While many M&A headlines focus on size and deal value, the real drivers behind insurance-sector consolidation are increasingly strategic. Integration planning, people strategy, and long-term sustainability are now defining the difference between a transaction and a successful merger.

For Mike Latham (pictured), UK CEO at Verlingue, growth through acquisition is as much about structure and culture as it is about scale.

"Everyone's got a reason to want to be involved in mergers and acquisitions. But for us, it's not [just] about scale, it's about resources, it's about the plan," Latham said.

Different positions, different pressures

The current market landscape is creating multiple pressures and varied motivations for M&A. Larger players continue to pursue size and efficiency, while smaller and mid-tier firms often look for partners who can bring resilience and specialist capability.

"If you're one of the big guys, like Gallagher, then maybe you want more scale to close gaps with Marsh and boost efficiencies," Latham said.

That dynamic has played out across the market in recent years, as brokers look to strengthen specialist areas and reduce vulnerability to turnover. One such move helped Verlingue expand its employee benefits team. "We went from 25 to 40 people, which gave us a much better spread of resources," Latham said. "[Previously] if someone were to leave, the rest of the team really felt it."

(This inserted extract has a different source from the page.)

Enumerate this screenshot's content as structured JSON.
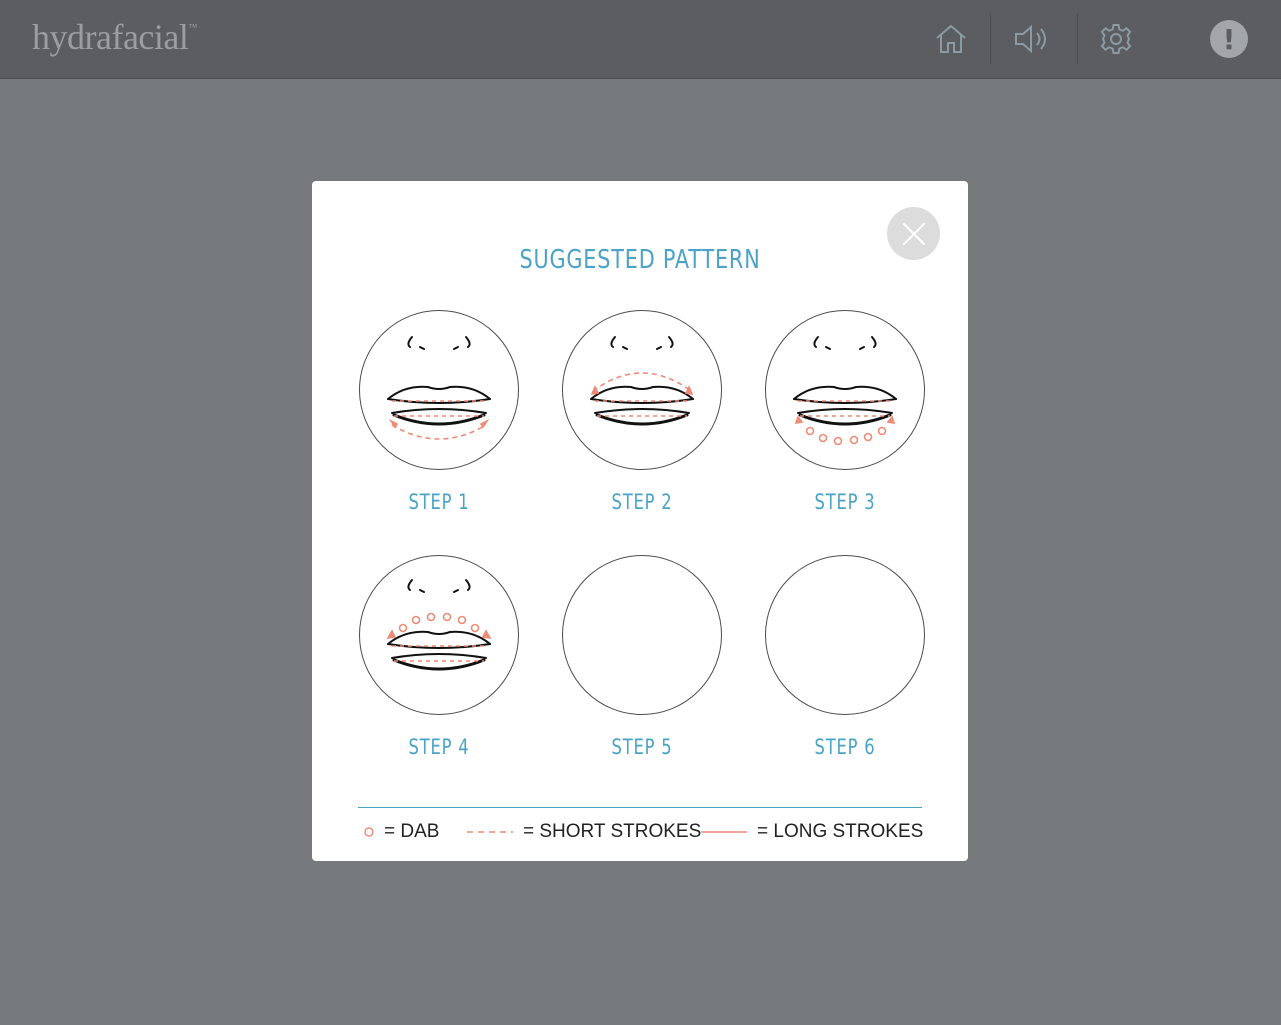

For Latham, acquisition is only one part of a balanced growth model. "We've made two acquisitions in the 13 years I've been at the company, but most of our growth has come from a solid organic platform," he said. Maintaining that equilibrium, he suggested, helps sustain culture and integration quality.

Planning, not just closing

Execution remains a crucial differentiator in today’s competitive M&A environment. "We had a 100-day plan. These are all the things we need to do to make it successful," Latham said of a recent integration.

He noted that the post-deal transition period can make or break the value of an acquisition. "I've been at organisations where you lose people, you lose clients, and you lose the essence of why you bought that business."

Cultural alignment is also key, not just in the immediate merger, but in what comes next. "You might think you’re selling to the right environment, but if that company sells again, the whole landscape changes," he said.

Deal structures adjust to market pressure

With fewer straightforward acquisition targets, firms are increasingly experimenting with alternative deal structures. Partial acquisitions, deferred transactions, and joint ventures are now part of the mainstream M&A toolkit.

"We've asked firms if they'd consider letting us take a minority interest now and revisit a full sale in a few years," Latham said. Such approaches can give sellers time to prepare while offering buyers a clear route to control.

Still, most acquirers ultimately aim for full ownership. "Ultimately, most acquirers want to hold 100% of the stock. So any partnership has to be a route to that," he said.

A shrinking pool of targets

Even as deal strategies evolve, the overall M&A landscape is constrained by both capital and supply. "Some of the debt on balance sheets is significant. It's a real task to service it," Latham said.

The rise of appointed representative (AR) models is also changing the shape of competition, with new entrants altering who can acquire and how. Yet the number of independent firms with meaningful scale continues to decline. "Maybe we still have 3,000 brokers left in the UK. Ten years ago, it might have been 10,000," he said.

Amid that consolidation, mid-sized firms now occupy a pivotal space, large enough to access resources and markets once reserved for global players, yet still close enough to clients to maintain personal relationships and agility. It’s a position that may increasingly define the next chapter of M&A in the UK insurance sector.